The Singapore Exchange (SGX) tried to calm a nervous market on Wednesday by explaining why it had not imposed trading curbs on a stock that has plunged in value.
Earlier this month, the SGX imposed rare, tough curbs on three stocks whose share price had run up quickly and then crashed.
The restrictions imposed on the three stocks led to a broader market rout among penny stocks.

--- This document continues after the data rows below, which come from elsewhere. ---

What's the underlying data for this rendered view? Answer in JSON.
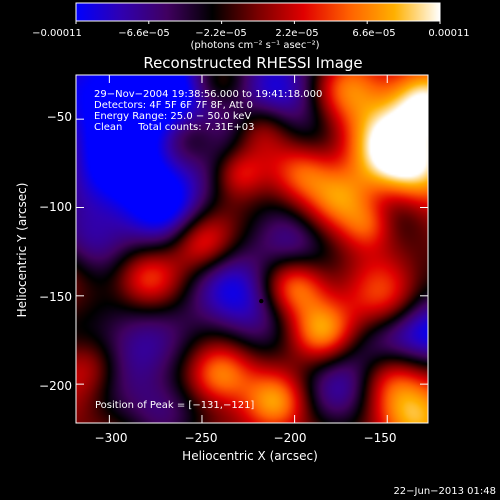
{
  "chart_data": {
    "type": "heatmap",
    "title": "Reconstructed RHESSI Image",
    "xlabel": "Heliocentric X (arcsec)",
    "ylabel": "Heliocentric Y (arcsec)",
    "xlim": [
      -318,
      -128
    ],
    "ylim": [
      -222,
      -25
    ],
    "x_ticks": [
      -300,
      -250,
      -200,
      -150
    ],
    "x_tick_labels": [
      "−300",
      "−250",
      "−200",
      "−150"
    ],
    "y_ticks": [
      -50,
      -100,
      -150,
      -200
    ],
    "y_tick_labels": [
      "−50",
      "−100",
      "−150",
      "−200"
    ],
    "colorbar": {
      "range": [
        -0.00011,
        0.00011
      ],
      "ticks": [
        -0.00011,
        -6.6e-05,
        -2.2e-05,
        2.2e-05,
        6.6e-05,
        0.00011
      ],
      "tick_labels": [
        "−0.00011",
        "−6.6e−05",
        "−2.2e−05",
        "2.2e−05",
        "6.6e−05",
        "0.00011"
      ],
      "unit_label": "(photons cm⁻² s⁻¹ asec⁻²)",
      "colors": [
        "#0000ff",
        "#3000b0",
        "#400060",
        "#000000",
        "#7a0000",
        "#e00000",
        "#ff6000",
        "#ffb000",
        "#ffffff"
      ]
    },
    "info_lines": [
      "29−Nov−2004 19:38:56.000 to 19:41:18.000",
      "Detectors: 4F 5F 6F 7F 8F, Att 0",
      "Energy Range: 25.0 − 50.0 keV",
      "Clean     Total counts: 7.31E+03"
    ],
    "peak_label": "Position of Peak = [−131,−121]",
    "center_marker": [
      -218,
      -153
    ],
    "components": [
      [
        -300,
        -30,
        -1,
        30
      ],
      [
        -255,
        -40,
        -0.9,
        28
      ],
      [
        -200,
        -35,
        -0.8,
        25
      ],
      [
        -172,
        -32,
        0.9,
        14
      ],
      [
        -150,
        -60,
        1,
        18
      ],
      [
        -135,
        -80,
        1,
        16
      ],
      [
        -128,
        -40,
        0.8,
        14
      ],
      [
        -240,
        -28,
        0.7,
        12
      ],
      [
        -218,
        -55,
        0.7,
        12
      ],
      [
        -230,
        -80,
        0.6,
        10
      ],
      [
        -195,
        -80,
        0.7,
        12
      ],
      [
        -175,
        -95,
        0.6,
        12
      ],
      [
        -160,
        -110,
        0.6,
        10
      ],
      [
        -140,
        -100,
        -0.5,
        14
      ],
      [
        -300,
        -80,
        -0.8,
        22
      ],
      [
        -270,
        -100,
        -0.9,
        20
      ],
      [
        -250,
        -120,
        0.8,
        12
      ],
      [
        -280,
        -140,
        0.6,
        12
      ],
      [
        -230,
        -150,
        -1,
        20
      ],
      [
        -200,
        -145,
        0.9,
        12
      ],
      [
        -185,
        -170,
        0.8,
        12
      ],
      [
        -150,
        -155,
        0.7,
        14
      ],
      [
        -140,
        -170,
        -0.8,
        16
      ],
      [
        -120,
        -170,
        -0.8,
        14
      ],
      [
        -170,
        -200,
        -0.8,
        18
      ],
      [
        -240,
        -195,
        0.8,
        12
      ],
      [
        -210,
        -210,
        0.7,
        12
      ],
      [
        -290,
        -180,
        -0.8,
        20
      ],
      [
        -135,
        -215,
        1,
        16
      ],
      [
        -150,
        -195,
        0.5,
        12
      ],
      [
        -310,
        -190,
        0.5,
        12
      ],
      [
        -270,
        -215,
        -0.6,
        14
      ],
      [
        -200,
        -120,
        -0.6,
        14
      ],
      [
        -255,
        -60,
        0.6,
        12
      ],
      [
        -310,
        -120,
        -0.5,
        14
      ]
    ]
  },
  "footer": {
    "date": "22−Jun−2013 01:48"
  }
}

Nervous market players worry more mayhem may be in the offing, after logistics firm Sky One nosedived 80 per cent this week to 8.2 cents on Wednesday - it hit 48 cents only a fortnight ago.
Other penny stocks are highly volatile too.
But the SGX said curbs are not always appropriate. "Not all sharp price movements, whether up or down, warrant a suspension of the stock," it said in a statement.
In Sky One's case, the SGX said the circumstances revealed "no threat to fair, orderly and transparent trading", so it had not been suspended and curbs were "not necessary".
Curbs like a requirement for cash payment up front were imposed on the stocks "designated" by the SGX - Asiasons Capital, Blumont and LionGold. "Each occurrence has to be evaluated on its own merit in the context of circumstances of the case," it added.
In the case of the trio, a review showed "disorderliness in the market and a lack of transparency" which could threaten the fairness of trading. The curbs were aimed at helping the market find its own equilibrium, it said.
"For Blumont, Asiasons and LionGold, after the end of designation, the forces of supply and demand have reasserted themselves to determine the prices of the stocks. Normal trading conditions have resumed," it said.
But this week, a new crop of penny stocks again rattled the market with wild price gyrations.
Market jitters increased after several stockbroking firms imposed trading curbs on many of these penny stocks, triggering panic selling. The most drastic was by UOB Kay Hian, which has restricted trading on 56 counters.
"Restricting trading on stocks is a big risk management call. It's not something broking houses want to do as they are forgoing business," said a broker.
Construction firm Swee Hong and engineering company Tritech Group dipped by about 40 per cent over this week. OKH Global fell 14 per cent this week, though its price recovered on Wednesday, closing up 5 per cent to 64.5 cents.
Some market players worry about wider repercussions. "This episode has led to a loss of market confidence, as reflected by trading volumes. If traders don't know how to discriminate the good from the bad counters, we could see a dead market over the next two years," said a former head of a big stockbroking firm.